L’artrosi di ginocchio è una patologia cronica, degenerativa e di natura non infiammatoria che consiste nell’usura delle articolazioni del ginocchio, con conseguente contatto tra i due capi ossei e insorgenza di un dolore che, a lungo andare, diventa difficile da sopportare.
Le cause che la provocano sono diverse e vanno dal peso eccessivo, alla familiarità, fino agli effetti di attività sportive o lavorative che comportano movimenti ripetitivi.
La diagnosi si formula basandosi su diversi step. Il primo è l’esame clinico, nel corso del quale lo specialista ha il compito di individuare eventuali deformità. Anche la radiografia è decisiva. Grazie al risultato di questo esame è infatti possibile individuare segni inequivocabili come la riduzione dello spazio tra le articolazioni o la formazione dei cosiddetti osteofiti, escrescenze che fanno la loro comparsa a livello articolare.
Il dolore, come già detto, è la prima evenienza che porta ad approfondire la situazione relativa alla salute del proprio ginocchio. Quando raggiunge livelli alti, può rivelarsi problematico, soprattutto per i pazienti in età avanzata, recarsi presso studi e strutture sanitarie per sottoporsi all’esame.
Oggi, per fortuna, è possibile procedere senza muoversi da casa, grazie a tecnologie di ultima generazione che non hanno nulla da invidiare a quelle dei grandi ospedali e che possono essere facilmente trasportate (grazie a Radiografiaadomicilio.it puoi prenotare la tua radiografia a domicilio a Napoli e in diverse altre città d’Italia).

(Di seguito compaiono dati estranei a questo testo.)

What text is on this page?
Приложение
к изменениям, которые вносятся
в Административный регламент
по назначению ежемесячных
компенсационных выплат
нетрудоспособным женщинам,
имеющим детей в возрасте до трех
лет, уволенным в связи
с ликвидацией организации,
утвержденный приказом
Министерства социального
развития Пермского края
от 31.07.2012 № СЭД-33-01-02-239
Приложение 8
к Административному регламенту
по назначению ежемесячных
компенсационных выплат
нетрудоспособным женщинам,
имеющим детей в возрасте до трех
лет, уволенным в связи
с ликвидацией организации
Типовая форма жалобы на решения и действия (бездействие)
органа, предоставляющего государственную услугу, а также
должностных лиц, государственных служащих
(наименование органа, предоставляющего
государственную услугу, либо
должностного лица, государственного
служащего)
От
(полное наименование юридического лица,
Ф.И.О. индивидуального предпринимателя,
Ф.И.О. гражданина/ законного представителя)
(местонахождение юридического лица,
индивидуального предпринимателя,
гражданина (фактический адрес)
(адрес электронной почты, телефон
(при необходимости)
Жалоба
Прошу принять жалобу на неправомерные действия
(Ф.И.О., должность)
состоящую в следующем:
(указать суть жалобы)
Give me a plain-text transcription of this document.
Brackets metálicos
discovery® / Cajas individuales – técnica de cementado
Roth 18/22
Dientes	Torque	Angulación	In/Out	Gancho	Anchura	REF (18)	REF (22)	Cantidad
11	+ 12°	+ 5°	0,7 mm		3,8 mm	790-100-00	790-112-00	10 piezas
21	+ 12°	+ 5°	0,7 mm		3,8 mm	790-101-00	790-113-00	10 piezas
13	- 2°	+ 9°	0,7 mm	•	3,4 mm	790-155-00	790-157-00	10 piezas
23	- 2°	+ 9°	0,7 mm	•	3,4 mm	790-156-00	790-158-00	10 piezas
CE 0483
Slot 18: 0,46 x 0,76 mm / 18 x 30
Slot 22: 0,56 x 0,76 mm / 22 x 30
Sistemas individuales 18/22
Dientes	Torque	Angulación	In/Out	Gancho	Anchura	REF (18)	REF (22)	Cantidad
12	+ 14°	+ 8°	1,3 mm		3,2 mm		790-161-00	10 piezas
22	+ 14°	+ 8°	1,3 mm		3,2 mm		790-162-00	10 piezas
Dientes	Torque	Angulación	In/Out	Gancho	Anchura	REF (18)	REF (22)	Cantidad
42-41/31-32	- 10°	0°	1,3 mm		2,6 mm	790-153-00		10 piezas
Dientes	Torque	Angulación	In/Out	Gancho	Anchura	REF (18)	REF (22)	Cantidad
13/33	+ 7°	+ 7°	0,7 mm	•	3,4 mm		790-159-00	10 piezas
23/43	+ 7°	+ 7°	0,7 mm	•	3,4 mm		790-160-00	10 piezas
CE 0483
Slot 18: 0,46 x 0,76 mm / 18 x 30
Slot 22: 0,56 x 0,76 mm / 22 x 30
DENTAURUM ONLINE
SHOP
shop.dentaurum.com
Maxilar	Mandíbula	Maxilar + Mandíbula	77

Una volta formulata la diagnosi, è bene ricordare che l’intervento non è sempre la prima soluzione che viene presa in considerazione dagli specialisti.
Si parla sempre di più, infatti, di terapie rigenerative. Tra gli approcci più innovativi spicca quello che prevede il ricorso a cellule mesenchimali, ossia cellule in grado di generare, specializzandosi di volta in volta, tessuti connettivali.
Le si può trovare in diverse zone del corpo del paziente. Tra queste, il tessuto adiposo è particolarmente interessante sia per l’alta concentrazione, sia per la gestione del prelievo, oggettivamente più semplice rispetto a quella che ci si troverebbe davanti agendo sul midollo osseo.
Come avviene il trattamento
Prima di tutto, è opportuno premettere che, quando si parla di trattamento dell’artrosi di ginocchio con cellule mesenchimali da tessuto adiposo autologo, ossia del paziente stesso, il che implica la mancanza di rischio di rigetto, si inquadra una procedura che non garantisce la rigenerazione della cartilagine erosa.
Quello che si può apprezzare, però, è una riduzione del quadro infiammatorio e del sintomo doloroso, traguardi che permettono di posticipare l’intervento in pazienti particolarmente giovani o sportivi.
Come avviene il trattamento?
- Si parte con una lipoaspirazione. Viene praticata, da parte dello specialista in chirurgia ortopedica, una piccolissima incisione a livello dell’addome. Si ha così modo di prelevare, con l’aiuto di una cannula di spessore estremamente ridotto, la quantità di tessuto adiposo desiderata. All’incisione verrà applicato poi un bendaggio da tenere per i successivi sette giorni.
- Si prosegue con la processazione del tessuto adiposo. Questo step prevede il ricorso a kit monouso asettici. Grazie ad essi, è possibile isolare la parte oleosa e il materiale ematico, potenzialmente forieri di processi infiammatori.
- Infiltrazione: alla fine della processazione, ci si trova con in mano del tessuto ricco di cellule mesenchimali. Il chirurgo lo preleva dal kit e lo infiltra nella zona dove si è verificata la degenerazione articolare.
Trascorsa circa una settimana dal trattamento, il paziente può riprendere quasi tutte le attività quotidiane che faceva prima (ogni caso è a sé e il confronto con il chirurgo è fondamentale).
A seguito della procedura, molte persone che si sono sottoposte al trattamento riferiscono, oltre alla riduzione del dolore, anche un miglioramento della funzionalità articolare.
I risultati ottenuti, che si stabilizzano entro 8-10 mesi, tali rimangono per più o meno tre anni.